Salah satu hal yang akan saya lakukan di Indonesia adalah berbagi ilmu. Saya ingin sekali berbagi ilmu kepada anak-anak Indonesia agar kelak mereka juga dapat menjadi kontribusi positif bagi Indonesia. Berbagi ilmu bisa dengan cara apa saja. Bisa mengajar di institusi formal, maupun informal. Atau bahkan pergi ke desa-desa, menetap di sana dan membagikan apapun yang saya punya kepada anak-anak di sana. Sejak kecil, saya mempunyai mimpi untuk menjadi seorang pengajar di desa dan memotivasi anak-anak di desa agar mereka juga mempunyai pikiran yang sama dengan saya untuk bersama-sama membangun Indonesia menjadi lebih baik.
Bila bisa disingkat, sebenarnya tujuan saya sangat sederhana. Saya hanya ingin mempunyai sedikit kontrubusi untuk membangun negara kelahiran saya, Indonesia. Dan untuk mewujudkan mimpi kecil itu, saya harus menjalani beberapa langkah besar bahkan sampai ke negeri orang. Semua ini saya lakukan untuk Indonesia.

Senin, 26 September 2016

"Who inspired you the most?"

Kali pertama kami masuk ke kelas Motivasi Usaha yang diajar oleh Pak Andi, ia memberi kami tugas untuk menceritakan siapa individu (satu atau lebih) nyata atau tidak nyata yang menginspirasi kami.

Dalam perjalanan pulang menuju rumah, saya terus memikirkan siapa sosok yang tepat yang bisa saya tunjuk sebagai seorang inspirator hidup saya.

Orangtua kah?
Selebritis papan atas kah?
Filsuf kenamaan?
Atau para miliarder pengguncang dunia yang bahkan tak lulus sekolah?

Ah mungkin nanti akan muncul dengan sendirinya siapa sosok tersebut, pikir saya.

Oh akan lebih baik jika saya memberi perkenalan terlebih dahulu. Nama saya Novianna Stefany, mahasiswa kelas paralel semester satu fakultas Psikologi di Universitas Esa Unggul.

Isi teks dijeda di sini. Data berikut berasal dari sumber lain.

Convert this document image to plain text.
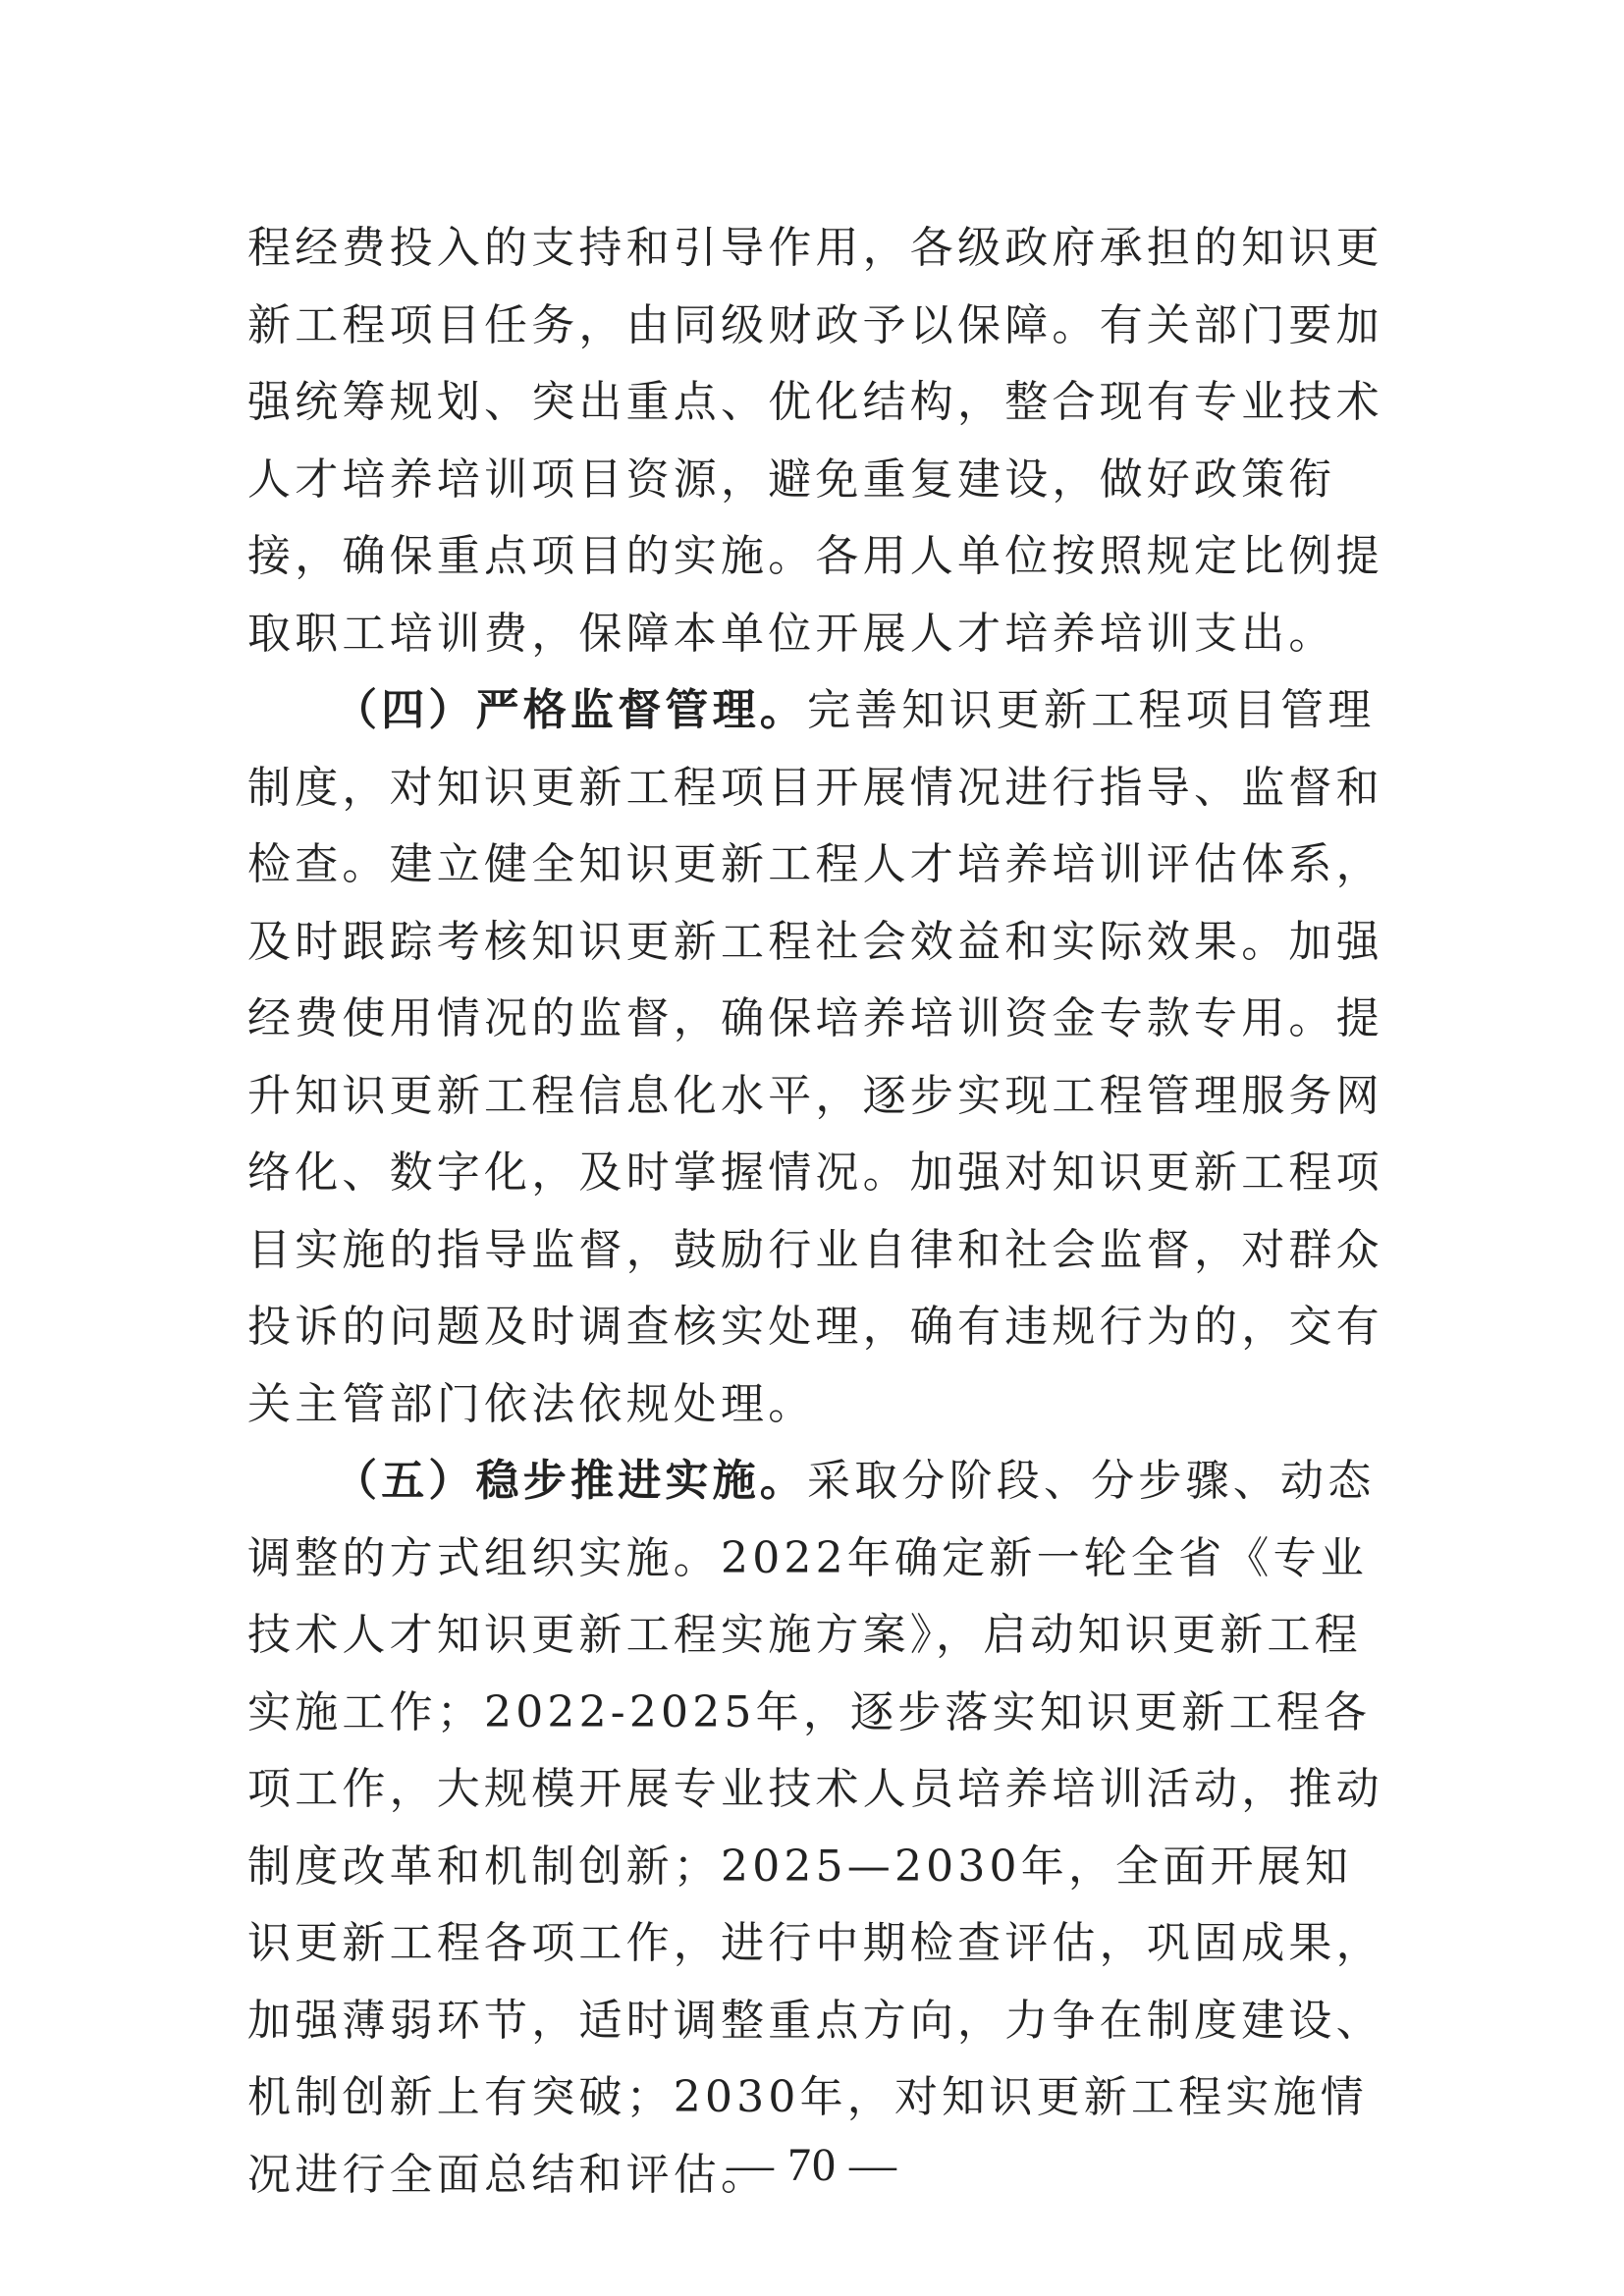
程经费投入的支持和引导作用，各级政府承担的知识更新工程项目任务，由同级财政予以保障。有关部门要加强统筹规划、突出重点、优化结构，整合现有专业技术人才培养培训项目资源，避免重复建设，做好政策衔接，确保重点项目的实施。各用人单位按照规定比例提取职工培训费，保障本单位开展人才培养培训支出。

（四）严格监督管理。完善知识更新工程项目管理制度，对知识更新工程项目开展情况进行指导、监督和检查。建立健全知识更新工程人才培养培训评估体系，及时跟踪考核知识更新工程社会效益和实际效果。加强经费使用情况的监督，确保培养培训资金专款专用。提升知识更新工程信息化水平，逐步实现工程管理服务网络化、数字化，及时掌握情况。加强对知识更新工程项目实施的指导监督，鼓励行业自律和社会监督，对群众投诉的问题及时调查核实处理，确有违规行为的，交有关主管部门依法依规处理。

（五）稳步推进实施。采取分阶段、分步骤、动态调整的方式组织实施。2022年确定新一轮全省《专业技术人才知识更新工程实施方案》，启动知识更新工程实施工作；2022-2025年，逐步落实知识更新工程各项工作，大规模开展专业技术人员培养培训活动，推动制度改革和机制创新；2025—2030年，全面开展知识更新工程各项工作，进行中期检查评估，巩固成果，加强薄弱环节，适时调整重点方向，力争在制度建设、机制创新上有突破；2030年，对知识更新工程实施情况进行全面总结和评估。

— 70 —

Alasan saya ingin mengambil Psikologi sebagai major dalam gelar sarjana saya hanya karena saya sedang tertarik dengan ilmu tersebut. Saya memilih untuk menempuh pendidikan di Esa Unggul karena universitas ini memiliki akreditasi yang cukup baik dalam kelas paralel yang tersedia.

Selain seorang mahasiswa, saya juga seorang tenaga pengajar atau biasa dipanggil 'guru'. Wah terdengarnya saja sudah membosankan.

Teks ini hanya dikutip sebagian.